Je parle anglais avec mon niveau de 3ème mais j'ai acquis un petit vocabulaire technique grâce à mes recherches sur l'ordinateur. Heureusement j'étais assisté par un interprète.” De quoi donner envie au jeune homme de perfectionner sa maîtrise de cette langue et de retourner, une fois le bac en poche, pour les Etats-Unis.

© Eliott Sarrey

Une dotation de 10 000 euros et d'une année de mentorat

Son robot, déjà récompensé par le Prix du président du Concours Lépine à la Foire internationale de Strasbourg, a séduit les géants du web pendant le grand oral. Eliott s'est donc vu remettre le premier prix, doté de 10 000 euros et d'une année de mentorat.

Les 10 000 euros, ce sont une bourse d'étude. Je dois faire une demande et ensuite Google paiera l'établissement que j'ai sélectionné s'il m'accepte. Je n'ai pas reçu cet argent sur mon compte en banque comme j'ai pu le lire à droite à gauche”, rectifie Eliott, amusé.
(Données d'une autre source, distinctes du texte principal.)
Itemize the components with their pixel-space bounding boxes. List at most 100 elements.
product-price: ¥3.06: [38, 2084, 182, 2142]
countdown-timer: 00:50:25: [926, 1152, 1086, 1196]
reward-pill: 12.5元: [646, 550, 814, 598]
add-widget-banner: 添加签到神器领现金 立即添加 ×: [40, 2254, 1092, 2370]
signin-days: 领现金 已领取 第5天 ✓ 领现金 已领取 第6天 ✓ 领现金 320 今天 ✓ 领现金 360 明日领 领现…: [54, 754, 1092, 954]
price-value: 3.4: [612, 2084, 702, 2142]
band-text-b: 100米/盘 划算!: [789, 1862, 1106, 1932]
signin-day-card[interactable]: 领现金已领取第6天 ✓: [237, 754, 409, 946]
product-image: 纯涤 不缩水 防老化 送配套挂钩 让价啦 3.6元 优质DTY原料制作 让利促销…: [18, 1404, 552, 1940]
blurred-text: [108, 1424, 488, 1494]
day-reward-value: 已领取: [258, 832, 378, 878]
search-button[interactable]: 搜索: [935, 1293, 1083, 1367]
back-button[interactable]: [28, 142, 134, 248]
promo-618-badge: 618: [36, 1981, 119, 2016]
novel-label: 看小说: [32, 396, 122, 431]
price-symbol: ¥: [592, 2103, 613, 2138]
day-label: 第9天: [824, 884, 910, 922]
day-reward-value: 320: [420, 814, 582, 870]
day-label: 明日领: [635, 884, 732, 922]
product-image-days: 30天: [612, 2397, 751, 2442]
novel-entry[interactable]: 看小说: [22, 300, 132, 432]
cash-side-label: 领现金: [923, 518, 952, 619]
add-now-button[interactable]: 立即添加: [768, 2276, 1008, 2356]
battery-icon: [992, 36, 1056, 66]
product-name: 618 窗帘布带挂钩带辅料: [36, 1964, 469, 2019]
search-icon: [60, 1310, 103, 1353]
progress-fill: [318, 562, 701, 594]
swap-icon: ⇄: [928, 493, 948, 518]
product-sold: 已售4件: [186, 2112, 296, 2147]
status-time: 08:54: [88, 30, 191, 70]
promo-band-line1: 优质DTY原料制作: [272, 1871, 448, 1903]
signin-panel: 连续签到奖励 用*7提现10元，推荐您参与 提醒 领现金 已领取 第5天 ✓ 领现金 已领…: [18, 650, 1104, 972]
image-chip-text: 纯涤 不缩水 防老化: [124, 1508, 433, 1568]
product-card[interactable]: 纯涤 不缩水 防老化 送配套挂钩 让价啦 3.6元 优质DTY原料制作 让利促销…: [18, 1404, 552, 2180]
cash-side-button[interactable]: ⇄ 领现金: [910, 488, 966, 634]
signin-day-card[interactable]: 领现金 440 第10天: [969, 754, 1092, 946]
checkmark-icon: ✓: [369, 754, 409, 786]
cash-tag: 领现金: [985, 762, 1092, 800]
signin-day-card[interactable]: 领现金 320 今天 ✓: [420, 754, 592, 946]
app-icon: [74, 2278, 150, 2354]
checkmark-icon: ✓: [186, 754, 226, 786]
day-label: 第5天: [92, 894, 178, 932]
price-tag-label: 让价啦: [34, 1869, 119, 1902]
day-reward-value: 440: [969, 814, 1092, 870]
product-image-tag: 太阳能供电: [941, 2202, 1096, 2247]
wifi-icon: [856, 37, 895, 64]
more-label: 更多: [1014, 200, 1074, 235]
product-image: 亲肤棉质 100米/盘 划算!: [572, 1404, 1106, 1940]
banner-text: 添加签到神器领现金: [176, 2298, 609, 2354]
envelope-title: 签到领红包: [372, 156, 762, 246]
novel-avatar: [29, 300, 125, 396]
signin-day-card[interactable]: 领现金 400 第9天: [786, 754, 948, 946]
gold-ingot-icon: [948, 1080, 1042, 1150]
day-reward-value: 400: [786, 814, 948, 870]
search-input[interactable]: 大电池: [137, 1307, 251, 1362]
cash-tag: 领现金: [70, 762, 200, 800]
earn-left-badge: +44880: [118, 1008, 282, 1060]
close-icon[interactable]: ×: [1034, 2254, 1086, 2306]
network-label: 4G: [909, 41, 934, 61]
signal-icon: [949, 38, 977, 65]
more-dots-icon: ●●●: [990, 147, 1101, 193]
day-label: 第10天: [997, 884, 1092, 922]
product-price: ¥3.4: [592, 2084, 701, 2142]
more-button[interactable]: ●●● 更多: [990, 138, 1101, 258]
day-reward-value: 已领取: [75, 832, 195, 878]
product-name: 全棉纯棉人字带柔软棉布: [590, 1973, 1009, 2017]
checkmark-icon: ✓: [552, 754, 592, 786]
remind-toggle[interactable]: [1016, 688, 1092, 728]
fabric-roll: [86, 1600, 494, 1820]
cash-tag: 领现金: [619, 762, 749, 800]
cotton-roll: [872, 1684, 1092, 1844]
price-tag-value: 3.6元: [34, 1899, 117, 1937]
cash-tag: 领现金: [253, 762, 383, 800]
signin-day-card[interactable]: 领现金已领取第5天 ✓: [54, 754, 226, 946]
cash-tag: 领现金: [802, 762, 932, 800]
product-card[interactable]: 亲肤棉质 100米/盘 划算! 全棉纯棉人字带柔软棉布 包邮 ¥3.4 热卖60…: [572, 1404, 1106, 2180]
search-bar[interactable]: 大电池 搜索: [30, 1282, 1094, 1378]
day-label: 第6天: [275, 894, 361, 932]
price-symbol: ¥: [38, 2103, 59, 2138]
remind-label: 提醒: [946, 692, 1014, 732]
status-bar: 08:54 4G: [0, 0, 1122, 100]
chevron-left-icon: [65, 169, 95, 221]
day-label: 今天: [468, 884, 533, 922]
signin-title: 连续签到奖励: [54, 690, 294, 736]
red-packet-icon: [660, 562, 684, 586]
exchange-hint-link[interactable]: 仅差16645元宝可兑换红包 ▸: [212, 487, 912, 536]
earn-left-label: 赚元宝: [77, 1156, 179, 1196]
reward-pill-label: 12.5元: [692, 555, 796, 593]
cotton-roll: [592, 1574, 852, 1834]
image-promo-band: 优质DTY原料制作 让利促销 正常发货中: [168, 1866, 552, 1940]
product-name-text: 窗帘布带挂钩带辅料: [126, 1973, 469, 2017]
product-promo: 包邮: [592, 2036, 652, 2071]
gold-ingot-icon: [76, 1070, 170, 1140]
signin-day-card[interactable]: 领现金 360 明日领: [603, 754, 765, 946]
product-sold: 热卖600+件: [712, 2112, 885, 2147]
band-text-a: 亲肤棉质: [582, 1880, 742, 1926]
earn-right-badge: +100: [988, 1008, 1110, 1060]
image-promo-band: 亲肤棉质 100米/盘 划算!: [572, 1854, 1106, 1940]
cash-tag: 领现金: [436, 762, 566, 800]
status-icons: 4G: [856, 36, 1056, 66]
En janvier, le mentorat Google a débuté sous la tutelle de deux Googleurs, auxquels il peut poser tout un tas de questions, via Skype, concernant le développement de son robot, qui lui permettent d'orienter son travail et ses recherches.

Mais la question à laquelle lui seul peut répondre est l'avenir qu'il entend donner à Bot2karot, son robot jardinier.

Je me pose la question d'une commercialisation, mais l'année prochaine je vais au lycée et il est hors de question que j'arrête l‘école pour ça. Est-ce que ça vaut le coup ? Est-ce qu'il faut monter une start-up ? En fait ça ne m'intéresse pas trop de jouer au chef d'entreprise. Ce que je préfère c'est créer et trouver des solutions”, explique Eliott.

Quelques améliorations techniques

Lorsqu'on l'interroge sur ses facultés en robotique et sur l'apparente facilité avec laquelle il raconte la construction de son robot, comme s'il s'agissait d'un simple jeu d'adresse, Eliott répond du tac au tac.

Dire “je n'ai pas les connaissances” ou “je ne peux pas le faire”, c'était bien il y a vingt ans quand il n'y avait pas internet mais aujourd'hui on peut tout apprendre tout seul, notamment avec les tutos en ligne, et la communauté de makers qui s'est constituée sur le net”, assène-t-il, avant d'avoir un petit mot pour son père, qui lui a toujours permis de bidouiller dans son atelier et préfère “lui acheter une fraiseuse qu'une console de jeu.”

Pour les mois à venir, Eliott va poursuivre son monitorat et finir la deuxième version de son robot puis en ébaucher une troisième, avec quelques améliorations mécaniques pour permettre à Bot2karot d'être debout, en station verticale

Une vie dans la continuité de celle qu'il avait avant de remporter le prix Google, avec pour seule différence, de nombreux mails qui lui arrivent désormais, notamment de développeurs de robot maraîchers.

Sinon, il est vrai que je passe plus de temps avec des personnes qui bricolent”, confie Eliott. Une conclusion à l'image de son humilité, Eliott faisant bien plus, vous l'aurez compris, que “bricoler”.